Stadion Dziesięciolecia/Jarmark Europa. Jedyne takie miejsce w Polsce
W 1955 roku ukończono budowę największego stadionu w historii Polski – Stadionu Dziesięciolecia. W czasach świetności na trybunach piłkarsko-lekkoatletycznej areny zasiadało nawet 100 000 kibiców dopingujących z całego serca biało-czerwonych. Jak wyglądała historia architektonicznej perełki PRL-u?
Na początku lat 50. XX wieku władze PRL-u postanowiły wybudować najbardziej reprezentatywny obiekt sportowy w kraju. Oczywiście, jak na taką arenę przystało, miała się ona znaleźć w stolicy odbudowującego się po wojnie kraju - Warszawie.

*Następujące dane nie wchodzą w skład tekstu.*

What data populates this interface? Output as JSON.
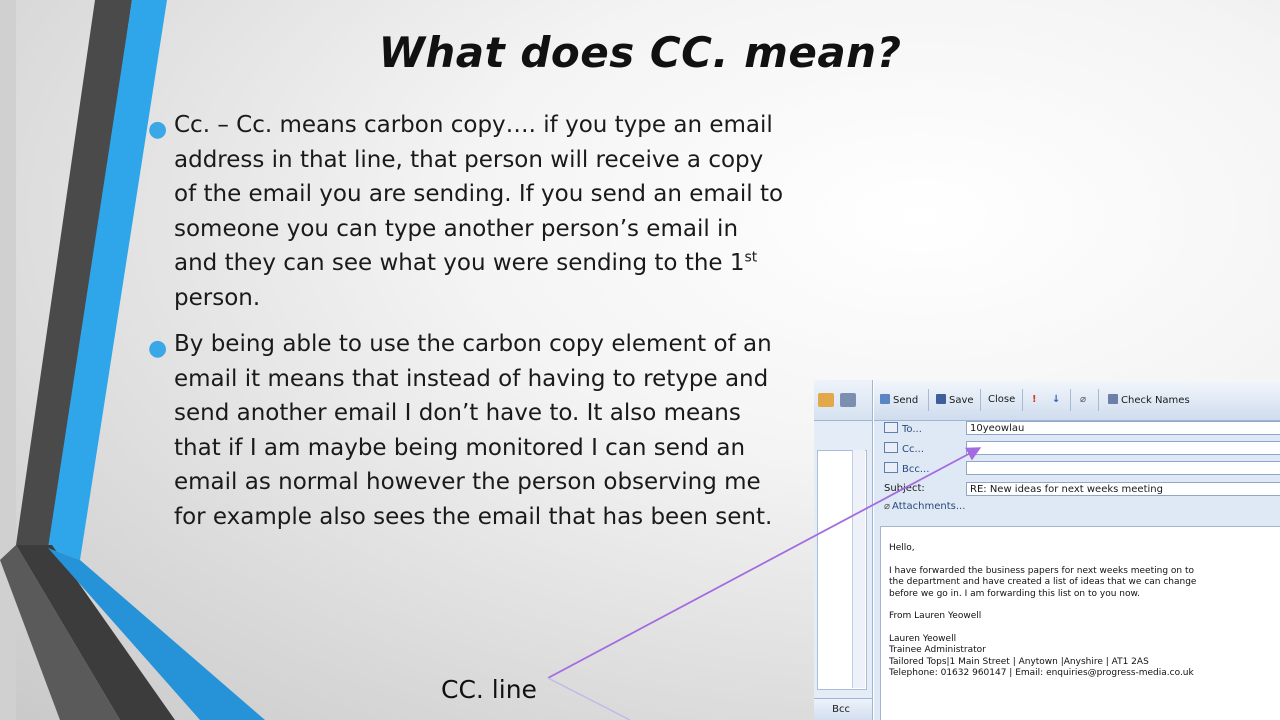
{
  "slide": {
    "title": "What does CC. mean?",
    "bullet1": {
      "text": "Cc. – Cc. means carbon copy…. if you type an email address in that line, that person will receive a copy of the email you are sending. If you send an email to someone you can type another person’s email in and they can see what you were sending to the 1",
      "superscript": "st",
      "tail": " person."
    },
    "bullet2": "By being able to use the carbon copy element of an email it means that instead of having to retype and send another email I don’t have to. It also means that if I am maybe being monitored I can send an email as normal however the person observing me for example also sees the email that has been sent.",
    "caption": "CC. line"
  },
  "colors": {
    "accent_blue": "#29a3e8",
    "dark_stripe": "#3d3d3d",
    "arrow": "#a36be0"
  },
  "outlook": {
    "toolbar": {
      "send": "Send",
      "save": "Save",
      "close": "Close",
      "check_names": "Check Names"
    },
    "header": {
      "to_label": "To...",
      "to_value": "10yeowlau",
      "cc_label": "Cc...",
      "cc_value": "",
      "bcc_label": "Bcc...",
      "bcc_value": "",
      "subject_label": "Subject:",
      "subject_value": "RE: New ideas for next weeks meeting",
      "attachments_label": "Attachments..."
    },
    "body": {
      "greeting": "Hello,",
      "line1": "I have forwarded the business papers for next weeks meeting on to",
      "line2": "the department and have created a list of ideas that we can change",
      "line3": "before we go in. I am forwarding this list on to you now.",
      "from": "From Lauren Yeowell",
      "sig_name": "Lauren Yeowell",
      "sig_title": "Trainee Administrator",
      "sig_address": "Tailored Tops|1 Main Street | Anytown |Anyshire | AT1 2AS",
      "sig_contact": "Telephone: 01632 960147 | Email: enquiries@progress-media.co.uk"
    },
    "left_pane_bottom": "Bcc"
  }
}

Zorganizowano więc konkurs architektoniczny mający na celu wyłonienie najlepszego projektu. Okazała się nim koncepcja Jerzego Hryniewieckiego, Jerzego Sołtana i Zbigniewa Ihnatowicza, jednak jak na realia tamtych czasów przystało, należało ją "lekko ulepszyć", wprowadzając idee wprost z radzieckiego socrealizmu.
Nic dziwnego, że taki pomysł nie spodobał się dwóm ostatnim z wymienionych wyżej panów, którzy postanowili na znak protestu zrezygnować z uczestnictwa w projekcie. Mimo to nikt nie zamierzał się tym przejmować, a koncepcje tych architektów i tak zostały później wykorzystane.
W 1954 ruszyła budowa, która przebiegała w iście rekordowym tempie. Zaledwie 11 miesięcy później, 22 lipca 1955 roku, oficjalnie otwarto Stadion Dziesięciolecia Manifestu Lipcowego. Inaugurację przypieczętowano meczem piłkarskim, w którym reprezentacja Stalinogrodu zwyciężyła nad drużyną Warszawy 2-1.
Historia działa się na naszych oczach
Już w momencie otwarcia konstrukcję stadionu można było uznać za przestarzałą, gdyż została ona oparta na wałach ziemnych. Co interesujące, do ich usypywania wykorzystano gruz pochodzący ze zrujnowanych w czasie II wojny światowej warszawskich budynków.
Natomiast obiekt sam w sobie wyglądał naprawdę nowocześnie. Wyróżniały go między innymi zaczerpnięte prosto z chińskiej architektury rzędy zewnętrznych schodów okalających arenę czy iście rekordowa pojemność szacowana na ponad 70 tysięcy.
W 1958 roku podczas meczu lekkoatletyczną między Polską a Stanami Zjednoczonymi na stadionie znalazło się przeszło 100 tysięcy osób, co do dziś jest światowym rekordem wszelakich zawodów rzeczonej dyscypliny sportu.
Przez kolejne trzydzieści lat obiekt gościł wszystkie najważniejsze imprezy w kraju. Właśnie tutaj koncertowały gwiazdy światowej muzyki, piłkarska reprezentacja Polski rozegrała 25 spotkań, a Jan Paweł II odprawił mszę świętą. Także w tym miejscu Ryszard Siwiec dokonał aktu samospalenia, protestując przeciwko inwazji na Czechosłowację.
- Wybacz, nie można było inaczej. Po to, żeby nie zginęła prawda, człowieczeństwo, wolność (...) - napisał przed śmiercią do żony.
Drugie życie
Po kilkudziesięciu latach eksploatacji stadion znalazł się w kiepskim stanie, a jego remont uznano za nieopłacalny. Postanowiono więc wydzierżawić obiekt do celów handlowych, dając mu drugie życie. Tym sposobem w 1989 roku powstał "Jarmark Europa" - największe targowisko w tej części kontynentu.
Od tej pory przy stadionie można było znaleźć około pięciu tysięcy najróżniejszych stoisk, na których mogliśmy kupić naprawdę wszystko: ubrania, kosmetyki, żywność, elektronikę, narzędzia, meble, a także nielegalną broń czy narkotyki.
Do dyspozycji odwiedzających były także wszelkiego rodzaju usługi od fryzjerstwa i krawiectwa po zlecenie zabójstwa, napad czy przerzut przez granicę. Lokalne władze miały nie lada problem z utrzymaniem w tym miejscu porządku, a co dopiero z kontrolą dostępnych świadczeń. Zdecydowanie lepiej na tych obszarach radzili sobie mafiosi.
"Jarmark Europa" żył swoim życiem i właśnie tak zapisał się w pamięci milionów Polaków. W 2007 roku jego historia dobiegła końca, a rok później oficjalnie zamknięto Stadion Dziesięciolecia. Dziś w jego miejscu stoi "Narodowy", któremu nie możemy odebrać nowoczesności, lecz z pewnością brakuje mu jednego... duszy.